“Es nuestra luz, no nuestra oscuridad, lo que más nos asusta”.
Nuestro miedo más profundo, por insólito que parezca, es el hecho de aceptar que somos poderosos sin medida. Y dudamos: ¿Quién soy yo para ser brillante, bello, talentoso, fabuloso?... y la pregunta que debes hacerte en realidad es: ¿Quién eres tú, para no serlo? Todos estamos destinados a brillar, así como los niños.
Nacimos con la luz en nuestro interior, para hacer manifiesto lo glorioso que está dentro de nosotros. En la medida en que permitimos que nuestra luz brille, inconscientemente le damos permiso a otras personas que hagan lo mismo. Al liberarnos de nuestro propio miedo, nuestra presencia automáticamente libera a otros.
Para entender el motivo por el cual dudamos de este poder innato para brillar, necesitamos conocer nuestra herida emocional primaria que surge la primera vez que experimentamos la separación.

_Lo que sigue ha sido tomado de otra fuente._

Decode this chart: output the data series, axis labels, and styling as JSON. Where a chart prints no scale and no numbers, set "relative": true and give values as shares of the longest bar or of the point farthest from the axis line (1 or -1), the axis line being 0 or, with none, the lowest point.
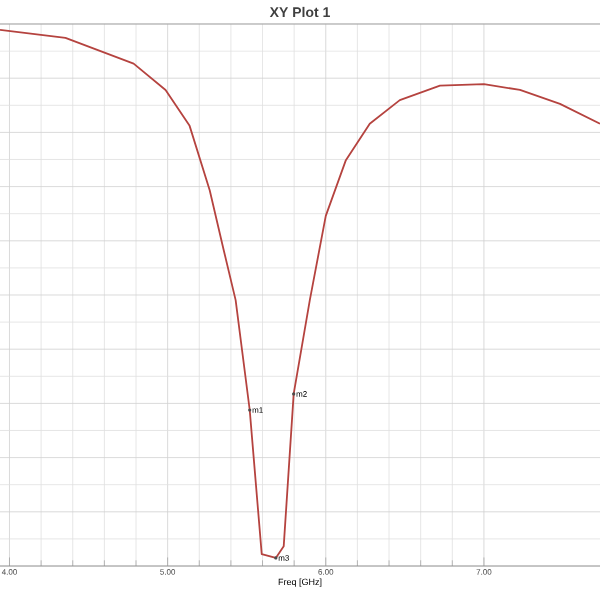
{
  "chart_data": {
    "type": "line",
    "title": "XY Plot 1",
    "xlabel": "Freq [GHz]",
    "relative": true,
    "x": [
      3.94,
      4.354,
      4.785,
      4.987,
      5.139,
      5.266,
      5.354,
      5.43,
      5.519,
      5.595,
      5.684,
      5.734,
      5.797,
      5.899,
      6.0,
      6.127,
      6.278,
      6.468,
      6.722,
      7.0,
      7.228,
      7.481,
      7.734
    ],
    "series": [
      {
        "color": "#b5433f",
        "values": [
          1.0,
          0.985,
          0.937,
          0.888,
          0.821,
          0.701,
          0.59,
          0.496,
          0.291,
          0.022,
          0.015,
          0.037,
          0.321,
          0.496,
          0.653,
          0.757,
          0.825,
          0.869,
          0.896,
          0.899,
          0.888,
          0.862,
          0.825
        ]
      }
    ],
    "xlim": [
      3.94,
      7.734
    ],
    "xticks": [
      {
        "value": 4,
        "label": "4.00"
      },
      {
        "value": 5,
        "label": "5.00"
      },
      {
        "value": 6,
        "label": "6.00"
      },
      {
        "value": 7,
        "label": "7.00"
      }
    ],
    "annotations": [
      {
        "text": "m1",
        "x": 5.519,
        "y": 0.291
      },
      {
        "text": "m2",
        "x": 5.797,
        "y": 0.321
      },
      {
        "text": "m3",
        "x": 5.684,
        "y": 0.015
      }
    ],
    "grid": true,
    "marker": "none",
    "line_style": "solid"
  }
}
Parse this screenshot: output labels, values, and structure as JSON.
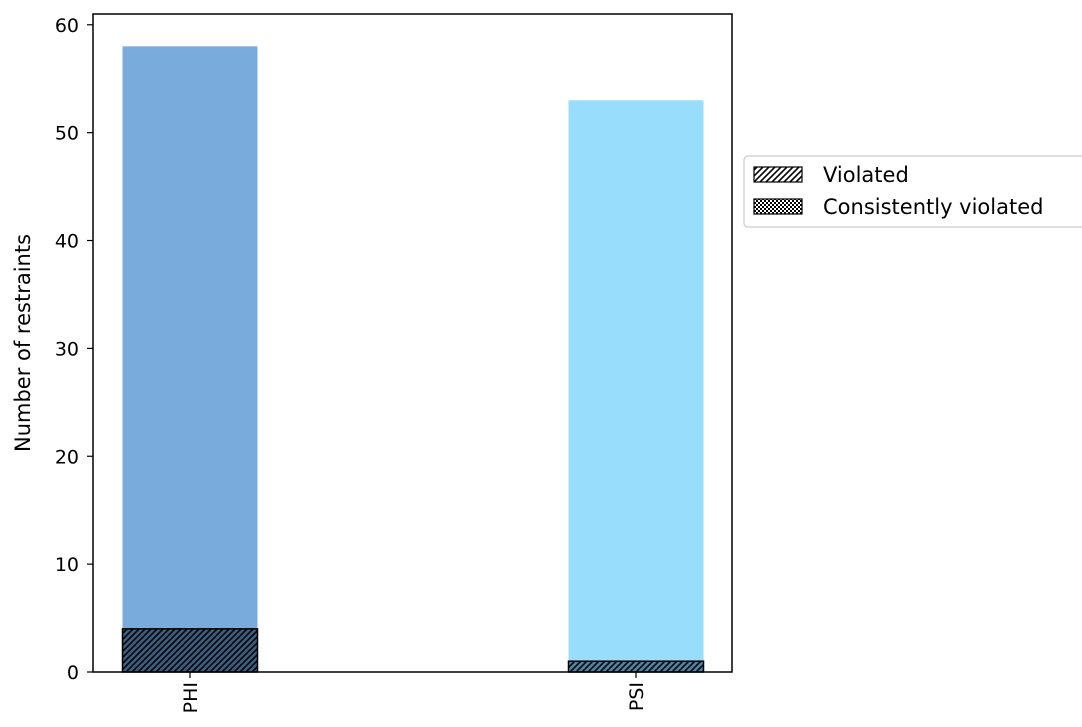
{
  "chart_data": {
    "type": "bar",
    "categories": [
      "PHI",
      "PSI"
    ],
    "series": [
      {
        "values": [
          58,
          53
        ],
        "colors": [
          "#79acdc",
          "#99ddfc"
        ]
      },
      {
        "name": "Violated",
        "values": [
          4,
          1
        ],
        "hatch": "diagonal"
      },
      {
        "name": "Consistently violated",
        "values": [
          0,
          0
        ],
        "hatch": "dots"
      }
    ],
    "xlabel": "",
    "ylabel": "Number of restraints",
    "ylim": [
      0,
      61
    ],
    "yticks": [
      0,
      10,
      20,
      30,
      40,
      50,
      60
    ],
    "grid": false,
    "legend_position": "outside-right"
  }
}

Es una experiencia traumática en la que nos damos cuenta del “yo y el otro”. Sucede por primera vez, a los ocho meses, y se llama angustia de separación. Aquí el bebé se da cuenta que está separado de su madre y él es otra persona.
Esto le genera un shock traumático (herida narcisista), donde la experiencia de separación impacta al sistema nervioso provocando dicha herida. La herida de separación: Es la herida inevitable del “yo soy”, el yo que me separa de la unidad. El dolor de ser quien soy, es un descubrimiento que, por un lado, nos asombra y por el otro nos da miedo, nos duele.
En este trauma, generamos una falsa creencia de nosotros mismos para explicarnos la separación y pensamos: “Estoy separado porque yo no valgo”, “Estoy separado porque soy inadecuado”, “Estoy separado porque no existo”, “Estoy separado porque soy impotente”.
Así es como pasamos el resto de nuestra vida lidiando con el trauma, tratando de superarlo, sanarlo, resistirnos a él, esconderlo, resolverlo, transformarlo, o “espiritualizarlo”. Como resultado de esta falsa conclusión, las personas pueden pasar el resto de su vida actuándolo para probar que eso es verdadero, o tratando de superarlo, o probar que no es verdadero.
Si pudiéramos entender que el proceso de separación es natural, no intentaríamos tratar de justificar nuestra existencia por el resto de nuestra vida. La naturaleza de la herida es que duela. Más que cerrar la herida y suturarla, lo importante es mantenerla limpia y que no se infecte. Eso es lo que hace la conciencia.
La herida nos ofrece experimentar nuestra luz que viene de dentro (la iluminación nunca viene de afuera, aunque se comparta la luz con otros y se expanda). La herida quiere ser entendida y cuidada, abrazada, apapachada. Nunca ignorada.
Si hacemos caso de esto, encontraremos el pasadizo hacia nuestra propia luz. Ahí, es cuando la herida es la oportunidad misma para poder brillar.